初心者がひと通りそろえる場合の、一般的な目安はこのくらいです。
| 装備 | 価格の目安 |
|---|---|
| 登山靴 | 25,000〜50,000円 |
| ザック(30〜40L) | 20,000〜40,000円 |
| レインウェア(上下) | 20,000〜40,000円 |
| ウェア類(一式) | 20,000〜40,000円 |
| 小物(ライト・地図・水筒など) | 10,000〜20,000円 |
| 合計の目安 | 約10〜18万円 |
まとめて見ると腰が引けるかもしれません。でも全部を一度にそろえる必要はないんです。全部揃えられれば問題ないですが、予算を超えてしまうのであれば、最初はレンタルや手持ちの服で代用し、登る頻度が増えてから少しずつ自分の道具に替えていく。初期費用は「一括」ではなく「段階的に」でもよいです。
登山費用が読みにくい、3つの理由
「いくらかかるか分からない」と感じるのには、はっきりした理由があります。私が長年でつかんだ、お金が読みにくくなるポイントは3つ。
① 交通費は行き先しだいで上下する
同じ北アルプスでも、近場の日帰りと、遠方への遠征では桁が変わります。先ほどの上高地は約7,000円でしたが、遠征になれば前泊代や駐車場代も乗ってきます。行き先を決める時点で、ざっくりの交通費を見積もる癖をつけると安心です。
② 山小屋の料金は年々上がっている
ここ数年の物価高で、山小屋の宿泊料も上昇が続いています。2026年シーズンの北アルプスでは、1泊2食で15,000〜17,000円が標準ラインになりました。代表的な小屋を並べると、こうなります。
| 山小屋 | 1泊2食(2026年) |
|---|---|
| 燕山荘 | 約15,000円 |
| 蝶ヶ岳ヒュッテ | 約16,000円 |
| 雲ノ平山荘 | 約17,000円 |
テント場なら1人2,000円前後で済むので、宿泊スタイルしだいで費用は大きく動きます。山小屋の選び方は山小屋の選び方ガイドでも詳しく書いています。実際の宿泊の雰囲気は燕山荘の宿泊レポもどうぞ。泊まり方を選べば、宿泊費は自分で調整できます。
③ 装備は「更新」でまとまった出費になる
毎年こまごまと買うわけではありません。ところが靴やザック、レインウェアといった主力装備の更新が重なると、その年だけ出費が跳ね上がります。たとえば登山靴で約4万円、ザックで約3万円、レインウェアで約3万円。どれかひとつ替えるだけでも、数万円はあっという間です。我が家の装備費は年3〜7万円で、靴を新調した年はこれだけで7万円近くいったことも。装備費は「毎年同じ」ではなく「波がある」と考えると読み違えません。
登山費用を抑える、5つのコツ
お金の正体が見えたら、次は抑え方です。私が実践している、無理のない節約のコツをまとめました。
| コツ | 効果 |
|---|---|
| 日帰りとテント泊を組み合わせる | 宿泊費を圧縮できる |
| 良い装備を長く大切に使う | 買い替えの頻度が下がる |
| 仲間との相乗り・公共交通を活用 | 交通費を分散できる |
| 年間契約の山岳保険を選ぶ | 1回ごとより割安になる |
| 平日やオフピークに登る | 混雑回避と費用の安定 |
とくに効くのが、2つめの「良い装備を長く使う」です。安いものを買い替え続けるより、足に合う一足を直して履き続けるほうが、結果として安くつきます。私がゴローのオーダーメイド登山靴を選んだのも、まさにこの考え方からでした。

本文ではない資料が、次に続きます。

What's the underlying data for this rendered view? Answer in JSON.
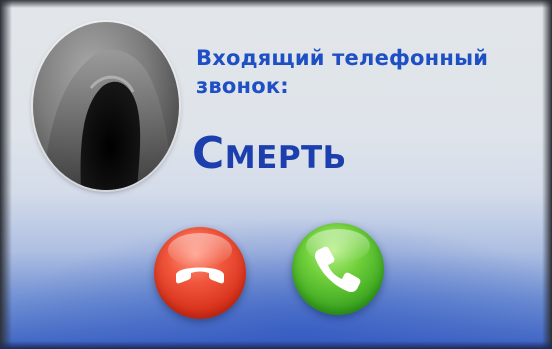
{
  "incoming_call": {
    "caption": "Входящий телефонный звонок:",
    "caller_name": "Смерть"
  },
  "controls": {
    "decline_icon": "hang-up-phone-icon",
    "accept_icon": "phone-icon"
  },
  "colors": {
    "caption_text": "#1f4fc4",
    "caller_text": "#1d3fae",
    "decline_button": "#e0442a",
    "accept_button": "#4fba2c"
  }
}
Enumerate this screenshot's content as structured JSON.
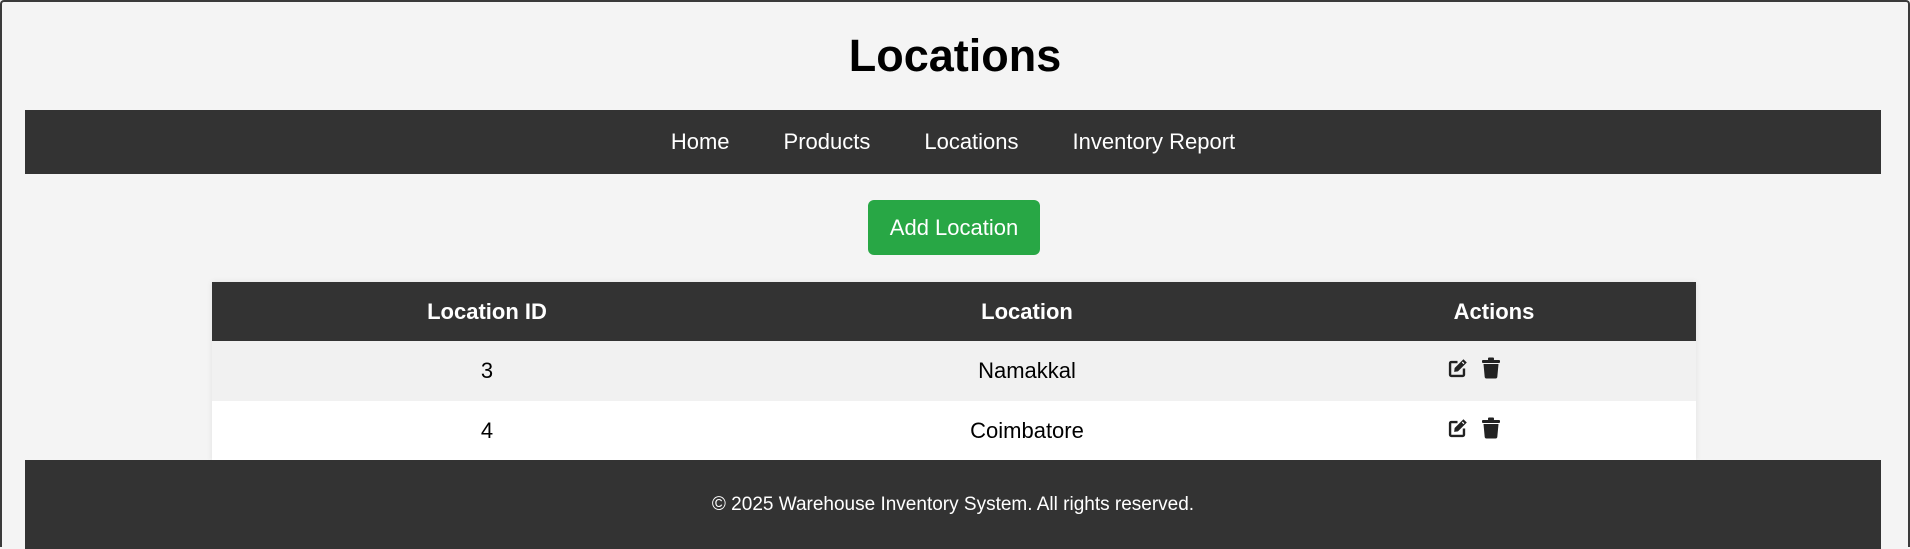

山岳保険も忘れずに。モンベルの野外活動保険なら年4,000円ほど、JRO(日本山岳救助機構)なら年2,400円ほどで備えられます。安全への数千円は、いちばん削ってはいけないお金です。
今日からできる、お金の見える化
難しい家計簿は要りません。まずは1回の山行ごとに、交通費・宿泊費・その他をスマホのメモに残すだけ。これを数回続けると、自分の「1回あたりの平均額」が見えてきます。あとは年間の登山回数を掛けるだけで、来年の予算が立ちます。
これから道具をそろえる方は、最初の予算配分も大切です。何を優先して買うべきかは、初心者の登山装備リストを参考にしてみてください。記録をつけた人から、お金の不安は消えていきます。
おもしろいもので、この「お金を見える化する習慣」は、登山だけの話で終わりません。我が家では同じやり方を家計や投資にも広げてみました。何にいくら使い、何を残すのか。趣味のお金と向き合う作業は、暮らし全体のお金とも地続きなんです。山で身につけた段取り力は、ふもとの生活でもちゃんと役に立ちます。
まとめ:お金の不安より、登る楽しさを

我が家の登山費用は、年間およそ20万円。決して安くはありませんが、中身を分解すれば、自分でコントロールできる範囲に収まります。交通費は行き先で、宿泊費は泊まり方で、装備費は更新の計画しだい。見えないから怖いだけで、見えてしまえば、ただの予算です。
お金の心配で山をあきらめるのは、もったいない。まずは近場の日帰りから、小さく始めてみませんか。かけたお金以上の景色が、稜線の上で待っています。